A second complicating factor was the need check the position feedback sensors for 1 to 0 transitions only when the motors are spinning in the negative direction. Resetting the I and J position variables only during moves in the same direction minimizes position confusion caused by hysteresis, both in the sensors and caused by backlash in the gear trains.
Note that pan moves involve moving both the tilt and pan motors in exact synchronization, while tilt moves involve moving only the tilt motor. Pan moves can, therefore, reset the tilt position, but this is only reliable if there is not a simultaneous tilt move.
Note also that simultaneous tilt and pan moves are done without any concern for the odd step patterns tha might result. It is quite possible if the moves are in opposite directions to see alternating increment and decrement moves on the tilt motor. This causes no problems at all because the step table works in half steps, so these alternate increment and decrement steps always leave one motor winding on. As a result, the motor never loses its position. The net result, in practice, was surprisingly smooth diagonal moves.
Note that vertical and horizontal acceleration are handled independently. The logic in each case is that the motor always tries to accelerate if it is not at its maximum speed or approaching its goal. On approach to the goal, it decelerates.
Finally, note that, when the motor is not in motion, the PWM timer is set by this interrupt service routine.
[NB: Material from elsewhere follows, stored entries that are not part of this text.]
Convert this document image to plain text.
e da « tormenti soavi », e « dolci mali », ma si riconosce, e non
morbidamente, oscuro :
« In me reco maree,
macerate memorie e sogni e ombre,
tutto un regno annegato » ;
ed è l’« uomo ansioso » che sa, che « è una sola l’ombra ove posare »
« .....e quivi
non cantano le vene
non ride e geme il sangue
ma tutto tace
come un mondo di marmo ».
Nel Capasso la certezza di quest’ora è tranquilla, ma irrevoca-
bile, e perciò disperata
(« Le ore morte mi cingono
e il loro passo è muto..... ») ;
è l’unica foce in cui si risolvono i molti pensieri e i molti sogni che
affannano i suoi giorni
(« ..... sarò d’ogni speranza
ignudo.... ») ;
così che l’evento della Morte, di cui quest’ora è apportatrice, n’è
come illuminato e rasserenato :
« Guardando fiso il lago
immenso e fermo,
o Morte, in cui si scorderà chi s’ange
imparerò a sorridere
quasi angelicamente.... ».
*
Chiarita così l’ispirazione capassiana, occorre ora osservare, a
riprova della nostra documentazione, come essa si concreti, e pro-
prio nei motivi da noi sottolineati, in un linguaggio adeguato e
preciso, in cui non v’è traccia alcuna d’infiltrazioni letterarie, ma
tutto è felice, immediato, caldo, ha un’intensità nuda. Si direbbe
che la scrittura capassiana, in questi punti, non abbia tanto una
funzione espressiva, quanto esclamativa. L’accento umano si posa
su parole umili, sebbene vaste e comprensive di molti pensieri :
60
The minimum power level practical is determined by the time to return from RTCinterrupt() plus the time to enter PWMinterrupt(). Values close to 100% similarly become 100% if the PWM timer fails to fire before the next entry to RTCinterrupt(). In practice, 5kHz PWM worked quite well, and for reasonable cameras, the audio hum was insignificant. Running at 50% power and pushing hard on the camera to come close to the holding torque of the motors did produce an audible 5kHz tone.
When the application changes X or Y, the target pan and tilt variables, it needs to figure out if this change starts a move. This is done by calling MotorPoll(), which changes G ad H appropriately. The application should also call MotorPoll() every once in a while in case, during a move, the position feedback sensors changed I or J or in case a move was in progress at the time X or Y were updated.
Whenever the application changes X, Y or the bounds on those variables, the application should check that X and Y are in bounds before calling MotorPoll(). The easiest way to do this is to put all the bounds checks in one block of code that is called after any assignment to any variable by the appliction.
// polling code called when convenient by application to keep goal updated
// simplified: This version changes goals only when previous move is done
// the application is responsible for setting X and Y, the goal for each move
MotorPoll() {
disableInterrupts(); // avoid interrupts during update
if (G == 0) G = X - I;
enableInterrupts();
disableInterrupts(); // avoid interrupts during update
if (H == 0) H = Y - J;
enableInterrupts();
}
Note that each computation is in a critical section. This was particularly necessary on the 8-bit PIC microcontroller, where 16-bit arithmetic was done in two 8-bit halves. It would not do to allow RTCinterrupt() to be called while G or H were only partially updated, nor would it be save to allow RTCinterrupt() to be called between inspecting the two halves of G or H.
Two separate critical sections are used in order to minimize the distortion of the real-time-clock interrupt timing that would occur during a long critical section.
In general, when writing appliction code on an 8-bit processor to handle 16-bit quantities, critical sections will be needed around any assignment to a variable that is inspected by an interrupt service routine, and around any inspection of a variable that is updated by an interrupt service routine.
In the final version of the Trippy code, the application had a number of long critical sections for things like reading or writing the auxiliary EEPROM or sending 40kHz IR or serial data to the camera. These long critical sections were always preceeded by waiting for the current tilt or pan moves to stop and then setting the PWM power level to 100%.